Francisca Friedrich is an Austrian cinematographer and artist studying at the University of Arts Linz. She is scholarship winner of the Talent Academy Linz-Cannes 2024 and scholarship winner of extraordinary students at the University of Arts Linz 2024. As a director, her films have been shown at the Cannes Short Film Corner, Prix Ars Electronica and have been shown in competition at the Vienna Shorts Film Festival 2025.
Lena Deisenberger is an Austrian director studying at the University of Arts Linz. Working on various film sets as a kids’ acting coach she had the chance to gain experience in the industry. In 2018 Lena created the video design for the opera SIMON at Musiktheater Linz. She has been part of Innsbruck Film 2023, was scholarship winner of the shortfilmlab LISFF and participant in the Talent Days VIS. Currently she is working on two fiction short films in post production.
Learn more about Francisca Friedrich & Lena Isabella Deisenberger’s work at Automat
Human Movie: Six Meditations on a Compression Algorithm
Eryk Salvaggio | 2025 | USA | 33 min | Cdn Premiere
Human Movie: Six Meditations on a Compression Algorithm contrasts computational processes of diffusion models and the human metaphors used to describe them—such as temperature, creativity, image recognition, memory, reason and the unmodeled. It is a spiritual sequel to the 2023 film Flowers Blooming Backward Into Noise.
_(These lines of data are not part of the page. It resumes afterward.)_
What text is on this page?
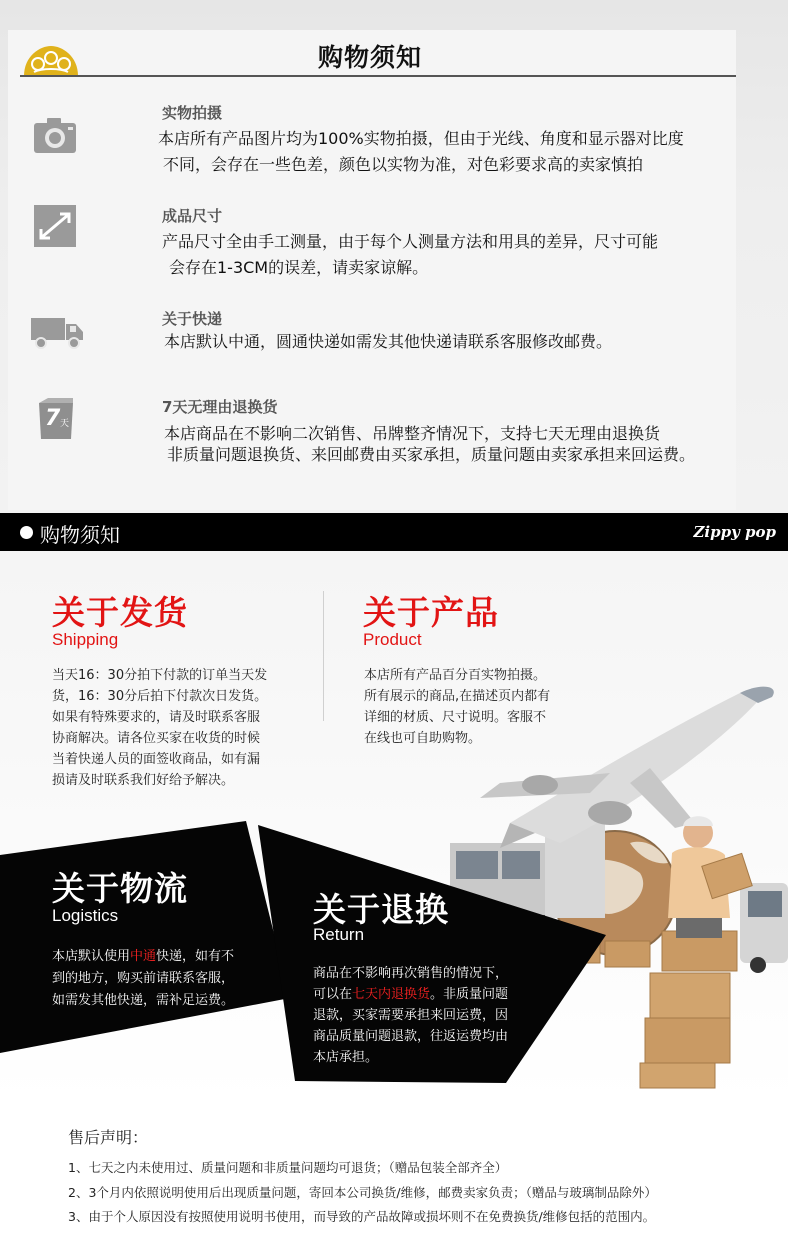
购物须知
实物拍摄
本店所有产品图片均为100%实物拍摄，但由于光线、角度和显示器对比度
不同，会存在一些色差，颜色以实物为准，对色彩要求高的卖家慎拍
成品尺寸
产品尺寸全由手工测量，由于每个人测量方法和用具的差异，尺寸可能
会存在1-3CM的误差，请卖家谅解。
关于快递
本店默认中通，圆通快递如需发其他快递请联系客服修改邮费。
7 天
7天无理由退换货
本店商品在不影响二次销售、吊牌整齐情况下，支持七天无理由退换货
非质量问题退换货、来回邮费由买家承担，质量问题由卖家承担来回运费。
购物须知	Zippy pop
关于发货
Shipping
当天16：30分拍下付款的订单当天发
货，16：30分后拍下付款次日发货。
如果有特殊要求的，请及时联系客服
协商解决。请各位买家在收货的时候
当着快递人员的面签收商品，如有漏
损请及时联系我们好给予解决。
关于产品
Product
本店所有产品百分百实物拍摄。
所有展示的商品,在描述页内都有
详细的材质、尺寸说明。客服不
在线也可自助购物。
关于物流
Logistics
本店默认使用中通快递，如有不
到的地方，购买前请联系客服，
如需发其他快递，需补足运费。
关于退换
Return
商品在不影响再次销售的情况下，
可以在七天内退换货。非质量问题
退款，买家需要承担来回运费，因
商品质量问题退款，往返运费均由
本店承担。
售后声明：
1、七天之内未使用过、质量问题和非质量问题均可退货；（赠品包装全部齐全）
2、3个月内依照说明使用后出现质量问题，寄回本公司换货/维修，邮费卖家负责；（赠品与玻璃制品除外）
3、由于个人原因没有按照使用说明书使用，而导致的产品故障或损坏则不在免费换货/维修包括的范围内。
Created from a blend of glitched AI-generated video, archival and found footage, the film is not about machines at all, but rather, seeks to assert a humanist counterfactual to comparisons between human thought and the limited capacities of generative AI. The film approaches these metaphors at face value, but slowly peels back the superficial nature of such comparisons to examine the nuance, and appeal, behind the comparisons of humans and today’s computer systems.
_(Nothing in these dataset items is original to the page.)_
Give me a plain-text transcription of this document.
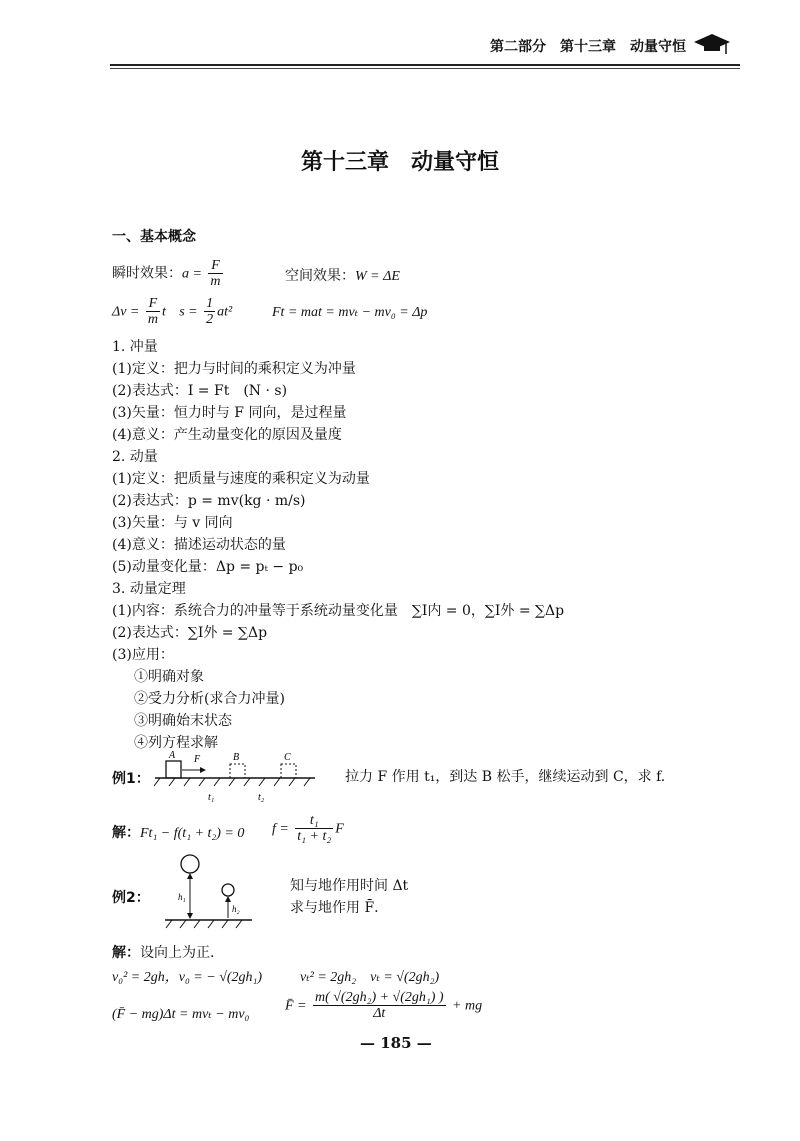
第二部分　第十三章　动量守恒
第十三章　动量守恒
一、基本概念
瞬时效果：$a = \frac{F}{m}$	空间效果：W = ΔE
$\Delta v = \frac{F}{m}$ t $s = \frac{1}{2} at^2$	Ft = mat = mvₜ − mv₀ = Δp
1. 冲量
(1)定义：把力与时间的乘积定义为冲量
(2)表达式：I = Ft　(N · s)
(3)矢量：恒力时与 F 同向，是过程量
(4)意义：产生动量变化的原因及量度
2. 动量
(1)定义：把质量与速度的乘积定义为动量
(2)表达式：p = mv(kg · m/s)
(3)矢量：与 v 同向
(4)意义：描述运动状态的量
(5)动量变化量：Δp = pₜ − p₀
3. 动量定理
(1)内容：系统合力的冲量等于系统动量变化量　∑I内 = 0，∑I外 = ∑Δp
(2)表达式：∑I外 = ∑Δp
(3)应用：
①明确对象
②受力分析(求合力冲量)
③明确始末状态
④列方程求解
例1：
A F	B	C
t₁	t₂
拉力 F 作用 t₁，到达 B 松手，继续运动到 C，求 f.
解：Ft₁ − f(t₁ + t₂) = 0 $f = \frac{\text{t₁}}{\text{t₁ + t₂}}$ F
例2：	h₁
h₂
知与地作用时间 Δt
求与地作用 F̄.
解：设向上为正.
v₀² = 2gh，v₀ = − √(2gh₁)	vₜ² = 2gh₂　vₜ = √(2gh₂)
(F̄ − mg)Δt = mvₜ − mv₀
F̄ = $\frac{\text{m( √(2gh₂) + √(2gh₁) )}}{\Delta t}$ + mg
— 185 —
Eryk Salvaggio is an artist working critically with AI-generated media, using and subverting tools to reveal the problems embedded within them. As an artist working critically with technology, his work openly acknowledges its complicity. As such, the work is created through glitching the machines, repurposing generated imagery to emphasize biases or other problems or highlighting the image’s relationship to its social, technical and cultural context. Through video essays, sound art and performance lectures, Salvaggio’s work confronts essential debates in AI, such as the politics of extraction, dehumanization and information pollution that lay at their heart. Salvaggio’s work informs and reflects his interest in tech policy spheres; he is an artist but also a writer and researcher challenging the myths of artificial intelligence, flagging dangers such as surveillance linked to automated decision-making, and advocating for expanded data protections online. As the founder of the Algorithmic Resistance Research Group (with Caroline Sinders and Steph Maj Swanson), Salvaggio pioneered the practice of creative misuse of AI systems as a tool for revealing the biases and harms the models could create. He is a Gates Scholar at the University of Cambridge researching AI and the Humanities and a researcher at the MetaLab (at) Harvard University in AI Pedagogies.